Maximiser l’accessibilité de tous au vote

Bien que l’utilisation d’appareils sur les lieux de vote comporte de nouveaux risques (p. ex. des problèmes techniques) et que des enjeux éthiques puissent être soulevés, elle comporte aussi certains avantages. Elle peut faciliter l’exercice du vote en permettant aux électeurs et aux électrices de voter dans n’importe quel bureau de vote. Elle rend aussi possible l’inscription sur la liste électorale ou la modification de celle-ci sur leur lieu de vote, ce qui n’est pas possible à l’heure actuelle au Québec. Par ailleurs, à la condition que les appareils soient choisis en conséquence, les technologies de vote peuvent favoriser l’inclusion en rendant possibles de nouvelles pratiques de vote, par exemple en améliorant l’accès au vote des personnes ayant une déficience visuelle ou des personnes issues des minorités linguistiques. Ainsi, bien que l’augmentation du taux de participation ne soit pas un effet attendu, ces technologies peuvent tout au moins faciliter le vote de certains groupes de l’électorat. Toutefois, elles ne devraient pas représenter un obstacle à l’accessibilité des personnes ayant une faible littératie numérique[iv] ou qui se méfient des technologies. Par ailleurs, afin d’éviter que la transition ne nuise à la participation[v], des mesures d’éducation publique pourraient, notamment, être envisagées, comme le recommande le NDI.

 

[i] Plusieurs types de technologies sont actuellement employées à travers le monde. On peut les regrouper en deux grandes sous-catégories : les lecteurs optiques, qui analysent les bulletins et enregistrent les votes, et les appareils qui enregistrent directement le vote. Il existe aussi des terminaux de vote qui permettent à l’électeur ou à l’électrice de faire son choix pour ensuite imprimer le bulletin marqué. Pour en savoir plus, se référer à la base de données sur les équipements de vote de l’ONG Verified Voting.

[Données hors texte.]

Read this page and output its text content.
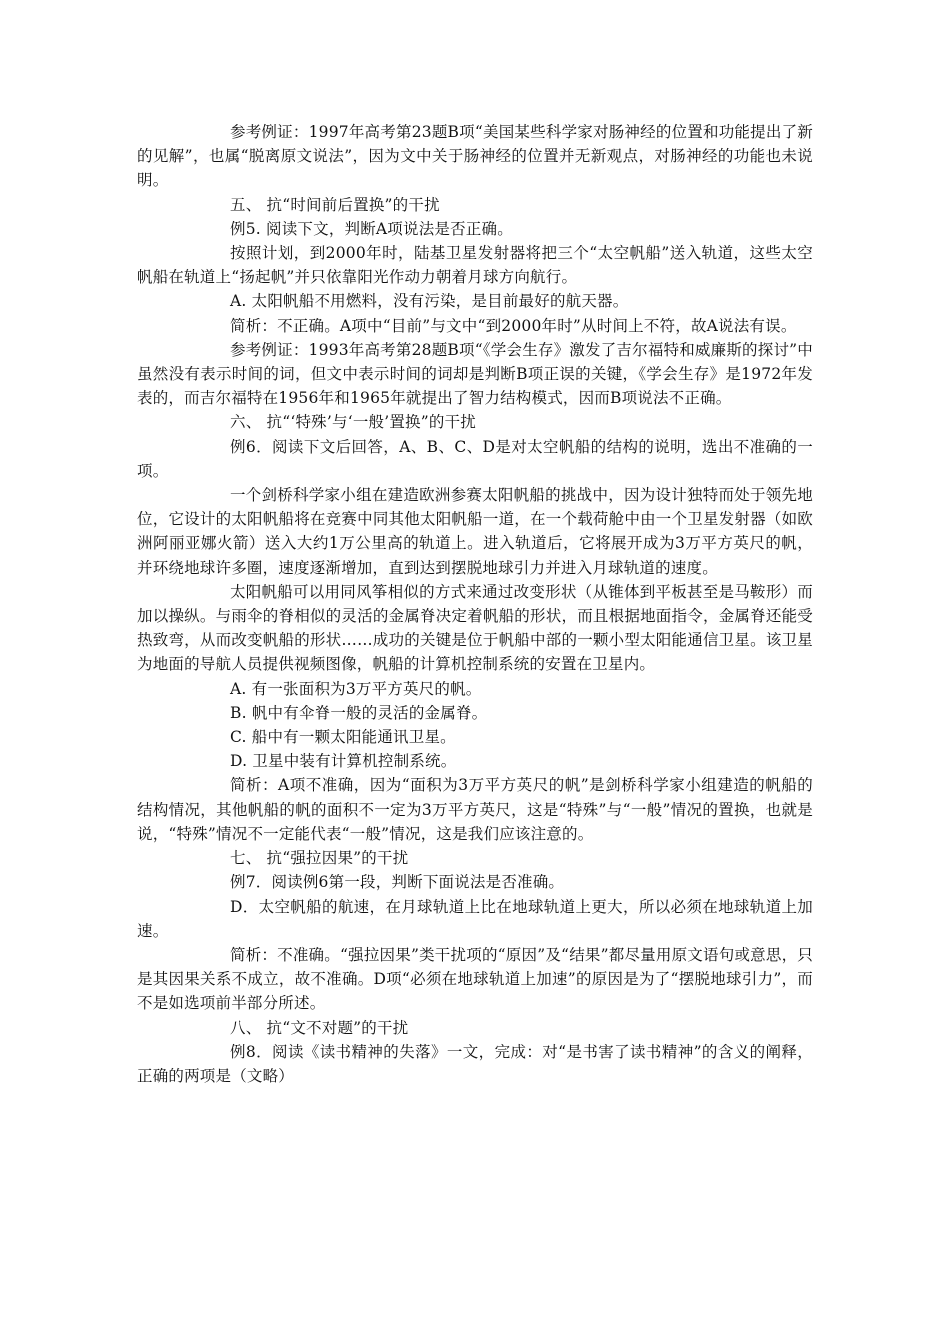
参考例证：1997年高考第23题B项“美国某些科学家对肠神经的位置和功能提出了新的见解”，也属“脱离原文说法”，因为文中关于肠神经的位置并无新观点，对肠神经的功能也未说明。

五、 抗“时间前后置换”的干扰

例5. 阅读下文，判断A项说法是否正确。

按照计划，到2000年时，陆基卫星发射器将把三个“太空帆船”送入轨道，这些太空帆船在轨道上“扬起帆”并只依靠阳光作动力朝着月球方向航行。

A. 太阳帆船不用燃料，没有污染，是目前最好的航天器。

简析：不正确。A项中“目前”与文中“到2000年时”从时间上不符，故A说法有误。

参考例证：1993年高考第28题B项“《学会生存》激发了吉尔福特和威廉斯的探讨”中虽然没有表示时间的词，但文中表示时间的词却是判断B项正误的关键，《学会生存》是1972年发表的，而吉尔福特在1956年和1965年就提出了智力结构模式，因而B项说法不正确。

六、 抗“‘特殊’与‘一般’置换”的干扰

例6．阅读下文后回答，A、B、C、D是对太空帆船的结构的说明，选出不准确的一项。

一个剑桥科学家小组在建造欧洲参赛太阳帆船的挑战中，因为设计独特而处于领先地位，它设计的太阳帆船将在竞赛中同其他太阳帆船一道，在一个载荷舱中由一个卫星发射器（如欧洲阿丽亚娜火箭）送入大约1万公里高的轨道上。进入轨道后，它将展开成为3万平方英尺的帆，并环绕地球许多圈，速度逐渐增加，直到达到摆脱地球引力并进入月球轨道的速度。

太阳帆船可以用同风筝相似的方式来通过改变形状（从锥体到平板甚至是马鞍形）而加以操纵。与雨伞的脊相似的灵活的金属脊决定着帆船的形状，而且根据地面指令，金属脊还能受热致弯，从而改变帆船的形状……成功的关键是位于帆船中部的一颗小型太阳能通信卫星。该卫星为地面的导航人员提供视频图像，帆船的计算机控制系统的安置在卫星内。

A. 有一张面积为3万平方英尺的帆。

B. 帆中有伞脊一般的灵活的金属脊。

C. 船中有一颗太阳能通讯卫星。

D. 卫星中装有计算机控制系统。

简析：A项不准确，因为“面积为3万平方英尺的帆”是剑桥科学家小组建造的帆船的结构情况，其他帆船的帆的面积不一定为3万平方英尺，这是“特殊”与“一般”情况的置换，也就是说，“特殊”情况不一定能代表“一般”情况，这是我们应该注意的。

七、 抗“强拉因果”的干扰

例7．阅读例6第一段，判断下面说法是否准确。

D．太空帆船的航速，在月球轨道上比在地球轨道上更大，所以必须在地球轨道上加速。

简析：不准确。“强拉因果”类干扰项的“原因”及“结果”都尽量用原文语句或意思，只是其因果关系不成立，故不准确。D项“必须在地球轨道上加速”的原因是为了“摆脱地球引力”，而不是如选项前半部分所述。

八、 抗“文不对题”的干扰

例8．阅读《读书精神的失落》一文，完成：对“是书害了读书精神”的含义的阐释，正确的两项是（文略）
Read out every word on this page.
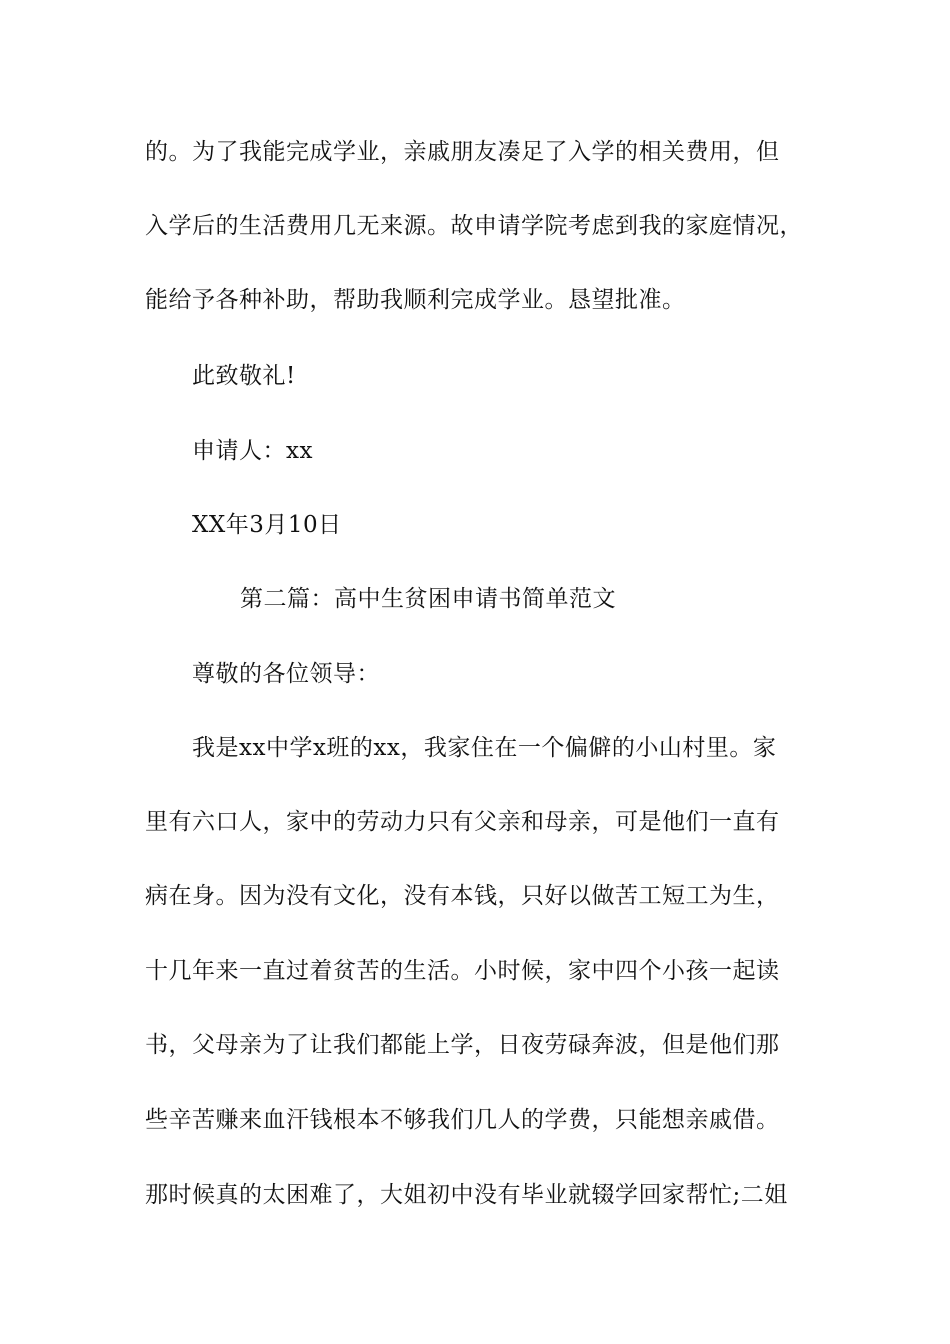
的。为了我能完成学业，亲戚朋友凑足了入学的相关费用，但
入学后的生活费用几无来源。故申请学院考虑到我的家庭情况，
能给予各种补助，帮助我顺利完成学业。恳望批准。
此致敬礼!
申请人：xx
XX年3月10日
第二篇：高中生贫困申请书简单范文
尊敬的各位领导：
我是xx中学x班的xx，我家住在一个偏僻的小山村里。家
里有六口人，家中的劳动力只有父亲和母亲，可是他们一直有
病在身。因为没有文化，没有本钱，只好以做苦工短工为生，
十几年来一直过着贫苦的生活。小时候，家中四个小孩一起读
书，父母亲为了让我们都能上学，日夜劳碌奔波，但是他们那
些辛苦赚来血汗钱根本不够我们几人的学费，只能想亲戚借。
那时候真的太困难了，大姐初中没有毕业就辍学回家帮忙;二姐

[ii] On pense notamment à la professeure au Département d’informatique de l’Université de Nantes, Chantal Enguehard.

[iii] Pour en savoir plus, se référer au répertoire de l’organisme non gouvernemental International IDEA, ou Institute for Democracy and Electoral Assistance.

[iv] Au Québec, les personnes étant moins scolarisées et ayant un revenu moins élevé votent moins que les personnes plus scolarisées et mieux nanties.

[v] Une analyse du cas de la Belgique, où le vote est obligatoire, montre une régression des taux de participation dans les cantons qui utilisent des technologies de vote.